Detrás del giro del presidente colombiano Juan Manuel Santos, en la crisis diplomática con Venezuela, se perfila el creciente poder de un nuevo regionalismo sudamericano y el debilitamiento del tradicional espacio interamericano privilegiado por Washington.
La nueva diplomacia del presidente Santos es reveladora del creciente hastío de las élites colombianas con la política exterior de su predecesor. Uribe logró sacar cierto provecho político de su satanización de Chávez, pero a costa del cansancio de muchos colombianos que empezaron a anhelar mayor altura y pragmatismo diplomático. Al descontento de los empresarios expulsados del jugoso mercado venezolano, se sumó la inconformidad de las élites “ilustradas” de Bogotá, conscientes de que apostarle todo al bilateralismo con EE.UU., en un mundo cada vez menos unipolar, no vaticinaba una estrategia inteligente de largo plazo. Las críticas de los liberales en particular, pero también de algunos conservadores, a los sucesivos shows mediáticos antichavistas del gobierno de Uribe, fueron muy sintomáticas del deseo de retomar la senda de un conservadurismo diplomático desideologizado.
Las recientes declaraciones de María Ángela Holguín, nueva canciller de Colombia, en alabanza al estilo diplomático de Sebastián Piñera, en particular en el manejo de sus relaciones con Venezuela, nos brindan una buena idea del nuevo horizonte colombiano: bajar la retórica, sin perder de vista cuáles deben ser las alianzas estratégicas.
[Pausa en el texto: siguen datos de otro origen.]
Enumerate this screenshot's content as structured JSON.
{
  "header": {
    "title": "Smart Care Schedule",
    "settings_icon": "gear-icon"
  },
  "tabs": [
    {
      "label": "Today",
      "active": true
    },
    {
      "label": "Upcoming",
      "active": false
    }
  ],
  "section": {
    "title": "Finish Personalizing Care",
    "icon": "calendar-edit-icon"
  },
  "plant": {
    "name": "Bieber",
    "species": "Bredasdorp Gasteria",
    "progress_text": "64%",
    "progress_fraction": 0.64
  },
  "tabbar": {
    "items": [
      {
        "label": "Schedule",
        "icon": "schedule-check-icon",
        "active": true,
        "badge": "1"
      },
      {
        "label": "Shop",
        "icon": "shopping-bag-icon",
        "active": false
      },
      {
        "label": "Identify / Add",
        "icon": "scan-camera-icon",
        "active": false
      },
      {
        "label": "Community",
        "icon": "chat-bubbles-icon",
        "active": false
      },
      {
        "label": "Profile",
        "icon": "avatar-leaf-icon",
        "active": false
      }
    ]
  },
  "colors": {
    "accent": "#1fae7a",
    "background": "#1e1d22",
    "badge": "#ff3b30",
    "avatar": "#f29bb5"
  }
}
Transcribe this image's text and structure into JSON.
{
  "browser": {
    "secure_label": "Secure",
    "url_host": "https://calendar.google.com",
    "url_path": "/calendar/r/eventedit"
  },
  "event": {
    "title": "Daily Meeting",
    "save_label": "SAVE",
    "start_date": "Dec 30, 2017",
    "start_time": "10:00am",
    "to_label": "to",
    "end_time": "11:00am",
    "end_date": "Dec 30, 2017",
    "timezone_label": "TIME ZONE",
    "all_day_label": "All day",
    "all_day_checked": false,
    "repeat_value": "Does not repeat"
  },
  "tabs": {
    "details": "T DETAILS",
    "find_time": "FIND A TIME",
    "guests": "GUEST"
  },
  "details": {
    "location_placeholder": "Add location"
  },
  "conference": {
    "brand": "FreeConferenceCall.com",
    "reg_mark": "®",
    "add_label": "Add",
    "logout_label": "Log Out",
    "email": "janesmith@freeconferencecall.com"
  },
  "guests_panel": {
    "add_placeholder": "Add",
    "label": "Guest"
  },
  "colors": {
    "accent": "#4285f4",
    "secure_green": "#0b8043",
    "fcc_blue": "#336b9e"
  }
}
México, Perú y Chile, admite Holguín, son los socios regionales prioritarios y la región Asia-Pacífico la panacea comercial a la que se debe apuntar. Pero para conseguir el apoyo incondicional de los otros gobiernos de derecha de la región, Santos parece haber entendido que es necesario no alienar a los brasileños, que todos, incluyendo García y Piñera, parecen tratar con un respeto que raya en lo reverencial. El mayor error de Uribe fue sin duda su aislamiento dentro de Unasur, lo que hizo que hasta los peruanos, inicialmente dispuestos a jugársela por Colombia, tomaran ciertas distancias al palpar el notorio fastidio que Uribe le empezó a causar a Lula.
Ciertamente, no ayuda a la causa colombiana el hecho de que, en las últimas semanas, la estrategia electoral de la derecha brasileña haya sido el tratar de vincular al PT y al gobierno de Lula con las FARC, para tratar de restarle apoyo a la candidatura de Dilma Rousseff. Lula nunca salió a protestar las constantes acusaciones de la derecha hemisférica de que Correa, Chávez, los mapuches y hasta el escurridizo Ejército del Pueblo Paraguayo, eran todos títeres de las FARC. ¡Pero que lo impliquen a él, no parece causarle mucha gracia! Desde la perspectiva colombiana, entonces, la estrategia de la derecha brasileña resulta contraproducente. La meta colombiana era tratar de convencerle a Lula de que Chávez y sus aliados eran narcoterroristas, y no de acusarle a él de estar encabezando el “eje del mal”.
Misión cumplida, entonces, para Santos, que logró acercarse a la Unasur, en presencia del secretario general Kirchner, y hasta se presó a lo que, para él, debió ser un remedo de hermandad y amor bolivariano junto a la insoportable figura de Hugo Chávez.
Detrás del giro de Santos, no obstante, se perfila el creciente poder de un nuevo regionalismo sudamericano y el debilitamiento del tradicional espacio interamericano privilegiado por Washington. Ni Santos ni la derecha hemisférica más recalcitrante pueden hoy poner todos sus huevos en la canasta del exclusivo bilateralismo con EE.UU.